The Role of Artificial Intelligence in the Hiring Process
As artificial intelligence evolves, we’re going to increasingly rely on it for boosting the hiring process. In Life 3.0: Being Human in the Age of Artificial Intelligence, author Max Tegmark asserts that the “rise of AI has the potential to transform our future more than any other technology.” So it is, as we already see in hiring. AI is already saving HR teams time and money while attracting the best candidates in these key ways:
Solving the Sourcing Process
A recent study found that 46 percent of companies struggle with finding and attracting the right candidates for their open positions. AI programs can search online resumes and social profiles to find the best candidates for each job based on specific traits. They can also relay personalized messages to promising candidates and do it in scale — something human recruiters could not do alone.
AI is being taught to overcome human biases during sourcing and screening. The key is teaching the program on data that presents as gender-neutral and training it to ignore other identifying information that might trigger biased decisions. An organization may end up with a pool of applicants far more diverse than if the HR team itself had sourced them.
Enhancing Employee Experience
Once your AI program sources and contacts candidates, AI can lead them through the recruiting funnel quickly and efficiently, ensuring the candidate experience goes smoothly. Recruiter chatbots can provide real-time answers to candidate questions, offer quick feedback and suggest next steps. They can provide links to promising job descriptions, clarify company hours and location, and schedule interviews.
Having a good experience during this phrase is a big deal, as is borne out in a study by CareerBuilder: 58 percent of candidates are likely to have a negative opinion of a company if they never get a response to their job application.67 percent are likely to have a favorable view of the company if they get frequent updates after they applied. Instead of dead air, a chatbot fills the space — and furthers the process.
AI-powered conversational tools can also give the screening process a boost.
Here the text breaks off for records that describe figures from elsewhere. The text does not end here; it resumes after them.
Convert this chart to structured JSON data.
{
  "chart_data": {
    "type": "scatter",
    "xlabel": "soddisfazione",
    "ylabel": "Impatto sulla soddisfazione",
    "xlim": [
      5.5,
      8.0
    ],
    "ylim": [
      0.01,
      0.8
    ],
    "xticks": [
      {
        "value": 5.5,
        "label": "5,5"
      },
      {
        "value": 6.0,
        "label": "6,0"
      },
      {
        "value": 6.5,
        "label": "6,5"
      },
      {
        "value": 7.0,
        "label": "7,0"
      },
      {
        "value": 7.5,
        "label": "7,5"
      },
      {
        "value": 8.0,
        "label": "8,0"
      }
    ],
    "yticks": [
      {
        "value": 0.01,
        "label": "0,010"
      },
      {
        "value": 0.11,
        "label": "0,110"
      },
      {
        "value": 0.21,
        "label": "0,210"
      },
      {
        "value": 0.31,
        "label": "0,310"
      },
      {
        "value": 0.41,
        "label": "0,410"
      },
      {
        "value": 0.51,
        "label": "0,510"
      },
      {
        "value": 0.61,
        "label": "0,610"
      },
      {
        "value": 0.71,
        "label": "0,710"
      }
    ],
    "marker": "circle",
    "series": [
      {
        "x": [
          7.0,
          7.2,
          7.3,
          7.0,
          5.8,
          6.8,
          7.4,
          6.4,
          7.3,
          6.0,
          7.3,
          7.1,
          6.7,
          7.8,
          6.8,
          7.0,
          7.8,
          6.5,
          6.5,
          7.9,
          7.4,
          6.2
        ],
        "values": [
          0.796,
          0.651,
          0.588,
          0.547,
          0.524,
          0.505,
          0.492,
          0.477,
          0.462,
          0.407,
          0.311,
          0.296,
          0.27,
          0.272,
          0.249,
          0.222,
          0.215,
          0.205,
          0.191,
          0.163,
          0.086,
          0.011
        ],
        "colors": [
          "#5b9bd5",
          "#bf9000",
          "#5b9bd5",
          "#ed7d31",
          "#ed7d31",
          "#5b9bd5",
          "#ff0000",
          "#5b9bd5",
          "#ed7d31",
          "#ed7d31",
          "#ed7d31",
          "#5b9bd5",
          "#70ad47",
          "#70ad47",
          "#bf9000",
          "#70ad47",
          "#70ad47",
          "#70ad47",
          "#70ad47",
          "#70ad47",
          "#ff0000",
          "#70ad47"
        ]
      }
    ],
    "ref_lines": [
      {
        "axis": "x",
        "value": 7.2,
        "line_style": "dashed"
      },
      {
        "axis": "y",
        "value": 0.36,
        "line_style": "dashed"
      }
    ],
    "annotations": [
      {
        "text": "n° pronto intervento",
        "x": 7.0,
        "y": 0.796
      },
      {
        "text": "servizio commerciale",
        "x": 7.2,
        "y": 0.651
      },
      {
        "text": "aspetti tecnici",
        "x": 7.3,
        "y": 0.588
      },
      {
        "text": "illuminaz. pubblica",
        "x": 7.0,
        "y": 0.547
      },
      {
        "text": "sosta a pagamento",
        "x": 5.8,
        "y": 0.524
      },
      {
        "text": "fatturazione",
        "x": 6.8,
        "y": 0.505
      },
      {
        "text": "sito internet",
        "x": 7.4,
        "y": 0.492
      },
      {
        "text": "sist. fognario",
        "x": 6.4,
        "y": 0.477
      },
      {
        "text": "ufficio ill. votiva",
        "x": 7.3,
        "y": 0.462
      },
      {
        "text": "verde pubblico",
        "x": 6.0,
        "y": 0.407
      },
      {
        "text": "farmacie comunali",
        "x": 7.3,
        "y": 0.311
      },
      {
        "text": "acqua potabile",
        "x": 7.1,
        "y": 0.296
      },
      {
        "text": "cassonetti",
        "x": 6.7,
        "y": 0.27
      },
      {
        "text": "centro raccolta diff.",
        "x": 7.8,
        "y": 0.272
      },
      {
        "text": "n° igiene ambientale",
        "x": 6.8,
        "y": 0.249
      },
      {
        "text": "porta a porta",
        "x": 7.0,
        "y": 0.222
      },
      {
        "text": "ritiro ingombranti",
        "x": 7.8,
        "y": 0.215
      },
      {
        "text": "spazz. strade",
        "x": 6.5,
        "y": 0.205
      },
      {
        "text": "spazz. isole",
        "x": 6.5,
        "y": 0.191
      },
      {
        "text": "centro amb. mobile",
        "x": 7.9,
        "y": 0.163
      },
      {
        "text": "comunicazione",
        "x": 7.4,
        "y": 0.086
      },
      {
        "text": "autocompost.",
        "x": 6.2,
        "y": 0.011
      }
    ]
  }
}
Since these tools are always learning, they’re ideal for when going back for a second look at candidates who applied in the past. AI tools can store essential data on all applicants, saving time and effort when you’re ready to reach out to them again. Companies that use AI tools have reduced their cost per screening by 75 percent.
Using technology to screen talent also saves time and effort for candidates. When CVS Health began using the Virtual Job Tryout assessment, it was looking for an automated screening tool to shortlist candidates quickly. The company processes over one million applicants per year: saving time on the hiring process is critical to the recruiting team.
By offering job simulation inside hiring platforms, CVS enabled candidates to virtually try out some of the tasks in a potential position. Depending on their performance, they might be invited go proceed to the next step in the recruiting process. Or they might decide the position wasn’t a good fit, saving themselves and the company time. CVS Health found this tool screened out half a million applicants right away, saving 40 years of hiring manager time. The tool also brought a measurable improvement in performance, training, new hire retention, and operational outcomes.
Assistance with Interviewing
AI in HR provides a simple way not only to reach out to possible candidates, but also screen, rank, and shortlist their resumes based on the traits most relevant to your company. Then, once you have a list of people you’d like to interview, the chatbot can act as the scheduler.
Certain AI tools can also help you conduct a later-stage virtual interview before inviting a candidate to come in person. Conducting a video interview with preset questions, you can run an AI program to analyze candidates’ facial expressions, tone of voice, mannerisms, and word choice.
This technology will make it more likely you’ll end up with new employees who fit your company culture, which is why major brands like Google, Facebook, and Apple have been using this technology for years. And now even more companies use it, including Capital One, Allstate, ThredUp, Hilton, and AT&T.
AI is also improving onboarding procedures — by, for instance, automating repetitive or tedious tasks like conducting background checks, putting together documents about benefits, and creating offer letter templates. AI can also help organize, print, and deliver all onboarding paperwork.
The same can be said of training documents — another time-consuming step when the HR team has to do it manually. Instead, AI-powered tools can ensure all new employees receive copies of the paperwork that spells out company policies and log-in information.They can track when documents have been read, prompt an electronic signature, and schedule meetings to go over the information further when necessary.
And all can happen 24/7 from anywhere, which means employees can start training or getting answers to their questions any time and from any device. It also allows the HR department to focus on tasks that cannot be automated or done outside of business hours.
Why Use AI in HR?
From sourcing and screening candidates to interviewing and onboarding, AI is undeniably changing HR’s capabilities. A report from Deloitte in 2017 notes that 38 percent of survey respondents believed AI would be widely used at their company within three to five years. In 2018, that number rose to 42 percent,. It’s still climbing.
72 percent of executives believe AI will offer significant business advantages in the coming years, while a LinkedIn study found that 76 percent of hiring managers believe AI will be at least somewhat important in the future. As Eric Sydell, EVP of Innovation at Modern Hire, summed it up, “AI is a perfect way to recruit the best talent that will excel at your company, as it uses huge volumes of data to predict outcomes better than any person can. Not only does AI save HR departments time, but it also gives candidates some insight into whether they even want the job.”